Tracer was selected from four candidates who applied for the position. The East Jefferson Fire-Rescue board hired him Jan. 12.
Sheriff Tony Hernandez said he expects to name a replacement for Tracer in the next two weeks.
“This will fit him well and I wish him luck,” Hernandez said.
Tracer will take charge of the department’s fire inspection and investigation programs, as well as act as chief of facilities and apparatus maintenance.
Gordon Pomeroy, chief of East Jefferson Fire-Rescue, now acts as the default fire marshal and delegates investigations on a case-by-case basis.
The permanent fire marshal title is part of Tracer’s new position.
Jefferson County commissioners recently approved a new structure for the job of the fire marshal, who will work closely with the Department of Community Development and its director, Carl Smith.
Tracer also will be on the duty chief rotation, assuming a leadership role on active incidents.
In addition to his 15 years of service as a deputy, Tracer has six years of experience as a volunteer firefighter and more than 15 years of fire investigation experience, according to the fire department.

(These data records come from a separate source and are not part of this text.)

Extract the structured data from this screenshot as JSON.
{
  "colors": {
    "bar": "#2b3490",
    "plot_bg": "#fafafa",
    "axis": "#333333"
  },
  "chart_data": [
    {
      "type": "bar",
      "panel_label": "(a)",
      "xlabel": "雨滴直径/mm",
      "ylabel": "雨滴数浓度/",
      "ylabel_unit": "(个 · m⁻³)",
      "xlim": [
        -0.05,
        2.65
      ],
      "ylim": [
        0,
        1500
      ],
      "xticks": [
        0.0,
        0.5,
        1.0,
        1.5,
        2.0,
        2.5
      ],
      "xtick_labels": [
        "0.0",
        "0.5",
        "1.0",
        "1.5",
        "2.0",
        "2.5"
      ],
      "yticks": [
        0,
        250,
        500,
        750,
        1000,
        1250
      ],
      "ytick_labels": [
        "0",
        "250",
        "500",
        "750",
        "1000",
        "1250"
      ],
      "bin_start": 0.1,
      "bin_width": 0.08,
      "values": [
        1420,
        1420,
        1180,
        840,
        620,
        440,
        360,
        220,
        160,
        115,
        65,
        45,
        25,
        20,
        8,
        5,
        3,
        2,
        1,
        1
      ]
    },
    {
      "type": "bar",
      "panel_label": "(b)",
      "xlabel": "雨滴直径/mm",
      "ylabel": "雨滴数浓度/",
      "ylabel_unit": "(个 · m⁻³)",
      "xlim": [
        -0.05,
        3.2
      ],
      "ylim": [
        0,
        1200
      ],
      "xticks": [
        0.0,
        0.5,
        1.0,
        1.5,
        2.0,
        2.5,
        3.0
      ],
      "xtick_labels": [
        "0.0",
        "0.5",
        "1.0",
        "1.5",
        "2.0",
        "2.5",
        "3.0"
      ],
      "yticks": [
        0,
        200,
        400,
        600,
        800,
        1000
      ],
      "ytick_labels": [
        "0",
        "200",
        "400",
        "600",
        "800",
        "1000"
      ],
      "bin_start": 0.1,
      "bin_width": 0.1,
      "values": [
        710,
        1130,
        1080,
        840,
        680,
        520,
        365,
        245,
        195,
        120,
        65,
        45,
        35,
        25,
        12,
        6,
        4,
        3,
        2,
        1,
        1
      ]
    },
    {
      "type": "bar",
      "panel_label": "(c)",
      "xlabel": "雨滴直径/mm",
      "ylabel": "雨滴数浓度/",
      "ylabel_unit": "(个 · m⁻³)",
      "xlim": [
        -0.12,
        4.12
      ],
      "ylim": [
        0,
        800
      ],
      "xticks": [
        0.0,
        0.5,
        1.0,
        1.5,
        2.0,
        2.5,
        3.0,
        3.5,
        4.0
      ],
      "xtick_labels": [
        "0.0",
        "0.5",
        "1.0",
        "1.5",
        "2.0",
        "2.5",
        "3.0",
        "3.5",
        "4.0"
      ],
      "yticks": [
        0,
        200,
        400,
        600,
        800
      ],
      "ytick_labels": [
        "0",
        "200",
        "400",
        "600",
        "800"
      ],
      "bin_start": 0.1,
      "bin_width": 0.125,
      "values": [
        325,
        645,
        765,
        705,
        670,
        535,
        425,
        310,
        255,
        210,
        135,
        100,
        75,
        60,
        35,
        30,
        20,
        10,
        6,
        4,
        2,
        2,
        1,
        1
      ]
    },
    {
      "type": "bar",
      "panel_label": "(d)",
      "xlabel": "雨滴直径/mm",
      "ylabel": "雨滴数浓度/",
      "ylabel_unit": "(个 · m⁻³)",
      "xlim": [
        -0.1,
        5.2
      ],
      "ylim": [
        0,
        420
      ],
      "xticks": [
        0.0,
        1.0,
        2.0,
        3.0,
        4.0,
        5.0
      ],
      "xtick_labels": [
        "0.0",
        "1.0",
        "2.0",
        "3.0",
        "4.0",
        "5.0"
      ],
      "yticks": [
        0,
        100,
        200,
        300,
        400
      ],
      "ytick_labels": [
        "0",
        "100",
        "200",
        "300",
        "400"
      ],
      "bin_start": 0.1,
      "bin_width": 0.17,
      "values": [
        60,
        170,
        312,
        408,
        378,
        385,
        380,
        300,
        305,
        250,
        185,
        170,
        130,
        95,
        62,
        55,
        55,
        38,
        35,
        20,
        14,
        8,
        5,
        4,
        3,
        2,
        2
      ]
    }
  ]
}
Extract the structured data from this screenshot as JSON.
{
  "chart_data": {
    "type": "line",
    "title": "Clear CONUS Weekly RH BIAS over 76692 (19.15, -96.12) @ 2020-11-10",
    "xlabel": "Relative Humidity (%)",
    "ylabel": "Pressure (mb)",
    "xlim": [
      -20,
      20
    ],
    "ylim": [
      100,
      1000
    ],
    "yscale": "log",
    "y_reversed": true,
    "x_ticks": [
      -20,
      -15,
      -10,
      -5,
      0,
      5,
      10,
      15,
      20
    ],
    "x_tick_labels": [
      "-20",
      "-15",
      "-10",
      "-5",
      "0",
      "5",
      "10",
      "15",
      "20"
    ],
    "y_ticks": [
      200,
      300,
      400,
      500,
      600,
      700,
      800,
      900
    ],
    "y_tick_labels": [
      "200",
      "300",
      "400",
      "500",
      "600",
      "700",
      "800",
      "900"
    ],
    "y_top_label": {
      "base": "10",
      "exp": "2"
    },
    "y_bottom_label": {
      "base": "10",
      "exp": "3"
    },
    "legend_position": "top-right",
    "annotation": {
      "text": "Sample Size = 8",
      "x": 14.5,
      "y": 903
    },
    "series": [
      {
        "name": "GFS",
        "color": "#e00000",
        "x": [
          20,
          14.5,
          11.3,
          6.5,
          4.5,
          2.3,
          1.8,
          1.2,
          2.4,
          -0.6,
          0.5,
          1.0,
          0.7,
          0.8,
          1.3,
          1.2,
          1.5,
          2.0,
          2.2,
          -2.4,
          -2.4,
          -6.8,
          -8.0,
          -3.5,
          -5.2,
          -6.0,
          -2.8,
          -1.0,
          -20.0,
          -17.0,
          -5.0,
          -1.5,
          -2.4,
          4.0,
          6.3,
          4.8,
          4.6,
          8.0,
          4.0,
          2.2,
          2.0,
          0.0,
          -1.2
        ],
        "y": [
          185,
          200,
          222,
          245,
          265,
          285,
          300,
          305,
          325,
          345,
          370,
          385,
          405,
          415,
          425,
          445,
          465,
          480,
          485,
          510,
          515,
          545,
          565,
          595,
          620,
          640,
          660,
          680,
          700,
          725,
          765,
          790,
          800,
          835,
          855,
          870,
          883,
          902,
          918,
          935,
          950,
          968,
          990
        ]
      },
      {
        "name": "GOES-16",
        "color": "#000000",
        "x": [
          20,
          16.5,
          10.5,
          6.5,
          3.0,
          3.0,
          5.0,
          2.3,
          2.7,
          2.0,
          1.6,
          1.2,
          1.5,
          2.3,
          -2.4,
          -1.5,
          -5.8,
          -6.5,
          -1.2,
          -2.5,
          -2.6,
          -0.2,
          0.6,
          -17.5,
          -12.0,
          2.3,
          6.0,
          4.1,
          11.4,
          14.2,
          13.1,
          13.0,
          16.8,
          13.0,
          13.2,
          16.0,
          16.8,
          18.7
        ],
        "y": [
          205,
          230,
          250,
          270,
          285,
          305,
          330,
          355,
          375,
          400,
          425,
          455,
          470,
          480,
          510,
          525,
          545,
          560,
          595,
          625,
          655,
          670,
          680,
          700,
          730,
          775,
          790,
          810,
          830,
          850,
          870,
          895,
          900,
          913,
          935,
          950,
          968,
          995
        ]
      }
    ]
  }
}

He also has attended three National Fire Academy leadership courses and is currently the president of the regional Fire Investigation Task Force, which investigates the cause of fires in Jefferson County.
He is a dive master and has assisted in water rescues, and is also a certified Marine Law Enforcement and Boating Safety instructor.
A 1991 graduate of Port Townsend High School, Tracer is married and has two school-age children.
He has always lived in Jefferson County. When he attended Olympic College, he commuted to Bremerton.
“I got into law enforcement to help people and be part of the community,” he said.